Brent crude, the international benchmark for oil prices, dropped 4.8 per cent to $83.18 per barrel, while West Texas Intermediate (WTI), the US benchmark, fell 5.6 per cent to $80.13 per barrel as markets reacted positively to the prospect of restored oil flows.

The decline followed announcements from Pakistan, which has been mediating negotiations between Washington and Tehran, that a framework agreement had been reached to end months of conflict and tensions in the Gulf region.

Pakistani Prime Minister Shehbaz Sharif said an official signing ceremony is expected to take place in Switzerland on June 19.

US President Donald Trump welcomed the development, posting on social media: “Let the oil flow!”

Iran also signalled that an agreement had been finalised. Deputy Foreign Minister Kazem Gharibabadi told Iranian state television that Tehran and Washington had reached a deal, raising expectations that restrictions affecting regional energy exports could soon be eased.

The Strait of Hormuz, through which nearly 20 per cent of the world’s oil and liquefied natural gas (LNG) supplies pass, has been effectively closed since the outbreak of hostilities earlier this year. The disruption triggered sharp increases in energy prices and heightened concerns about global inflation and economic growth.

Before the conflict, Brent crude traded at about $70 per barrel. Prices surged to nearly $120 during the height of the crisis as traders feared prolonged supply disruptions.

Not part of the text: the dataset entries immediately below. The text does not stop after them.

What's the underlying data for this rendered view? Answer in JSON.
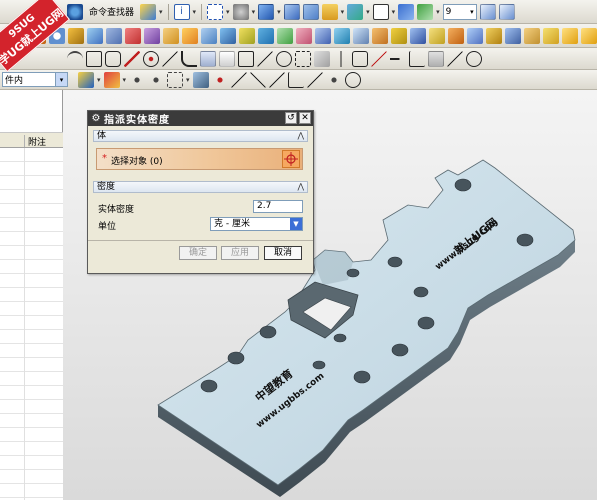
{
  "logo": {
    "line1": "学UG就上UG网",
    "line2": "9SUG"
  },
  "toolbar1": {
    "command_finder_label": "命令查找器",
    "layer_value": "9",
    "icons": [
      "snap-icon",
      "cube-blue-icon",
      "wire-icon",
      "render-icon",
      "folder-icon",
      "cube-shaded-icon",
      "grid-icon",
      "arrow-icon",
      "palette-icon",
      "square-view-icon",
      "dropdown-icon",
      "layer-icon"
    ]
  },
  "toolbar2": {
    "icons": [
      "book-icon",
      "hole-icon",
      "sketch-icon",
      "extrude-icon",
      "revolve-icon",
      "blend-icon",
      "sweep-icon",
      "chamfer-icon",
      "shell-icon",
      "mirror-icon",
      "pattern-icon",
      "trim-icon",
      "sew-icon",
      "feature-icon",
      "surface-icon",
      "offset-icon",
      "thicken-icon",
      "datum-icon",
      "cylinder-icon",
      "block-icon",
      "cone-icon",
      "sphere-icon",
      "tube-icon",
      "boolean-icon",
      "unite-icon",
      "subtract-icon",
      "intersect-icon",
      "draft-icon",
      "edge-icon",
      "face-icon"
    ]
  },
  "toolbar3": {
    "icons": [
      "line-icon",
      "arc-icon",
      "rect-icon",
      "polygon-icon",
      "spline-icon",
      "point-icon",
      "fillet-icon",
      "dimension-icon",
      "constraint-icon",
      "text-icon",
      "measure-icon",
      "analysis-icon",
      "offset-curve-icon",
      "project-icon",
      "mirror-curve-icon",
      "pattern-curve-icon",
      "trim-curve-icon",
      "extend-icon",
      "corner-icon",
      "quick-trim-icon",
      "derived-icon",
      "intersect-curve-icon"
    ]
  },
  "toolbar4": {
    "filter_value": "件内",
    "icons": [
      "select-icon",
      "snap-point-icon",
      "end-point-icon",
      "mid-point-icon",
      "control-point-icon",
      "intersection-icon",
      "center-icon",
      "quadrant-icon",
      "existing-point-icon",
      "on-curve-icon",
      "on-face-icon",
      "bounding-icon",
      "pole-icon"
    ]
  },
  "navigator": {
    "col_note": "附注",
    "rows": 26
  },
  "dialog": {
    "title": "指派实体密度",
    "section_body": "体",
    "select_label": "选择对象 (0)",
    "section_density": "密度",
    "density_label": "实体密度",
    "density_value": "2.7",
    "unit_label": "单位",
    "unit_value": "克 - 厘米",
    "ok_label": "确定",
    "apply_label": "应用",
    "cancel_label": "取消"
  },
  "model": {
    "text_left_1": "中望教育",
    "text_left_2": "www.ugbbs.com",
    "text_right_1": "就上UG网",
    "text_right_2": "www.9sug.com",
    "face_color": "#c9dce6",
    "side_color": "#5b6b75"
  }
}
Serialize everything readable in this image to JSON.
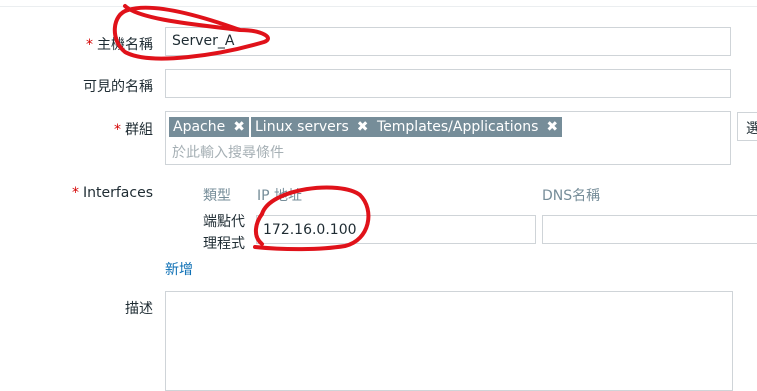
{
  "form": {
    "host_name": {
      "label": "主機名稱",
      "value": "Server_A",
      "required": "*"
    },
    "visible_name": {
      "label": "可見的名稱",
      "value": ""
    },
    "groups": {
      "label": "群組",
      "required": "*",
      "tags": [
        "Apache",
        "Linux servers",
        "Templates/Applications"
      ],
      "remove_glyph": "✖",
      "placeholder": "於此輸入搜尋條件",
      "select_button": "選擇"
    },
    "interfaces": {
      "label": "Interfaces",
      "required": "*",
      "columns": {
        "type": "類型",
        "ip": "IP 地址",
        "dns": "DNS名稱"
      },
      "row": {
        "type": "端點代\n理程式",
        "ip": "172.16.0.100",
        "dns": ""
      },
      "add_link": "新增"
    },
    "description": {
      "label": "描述",
      "value": ""
    }
  },
  "colors": {
    "required_star": "#d40000",
    "tag_bg": "#768d99",
    "link": "#0a6eb4",
    "annotation": "#e0121a"
  }
}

Despite the optimism, analysts cautioned that uncertainty remains over the details of the agreement and the timeline for restoring normal shipping operations.

Vandana Hari, founder of energy market consultancy Vanda Insights, said the absence of detailed information about the agreement could create volatility in energy markets in the coming days.

“The lack of clarity on what exactly has been agreed is likely to inject unease and uncertainty into the market,” she said.

Industry experts also warned that reopening the waterway does not automatically mean an immediate return to normal oil flows.

Andrew Lipow, president of Lipow Oil Associates, noted that any mines or security threats in the Strait would first need to be cleared, a process that could take several weeks or even months. He added that a backlog of oil tankers waiting to transit the route could delay full normalisation of exports.

Financial markets across Asia responded positively to the development. Japan’s Nikkei 225 index rose more than 5 per cent, while South Korea’s Kospi gained over 5.5 per cent in early trading as investors welcomed the prospect of lower energy costs.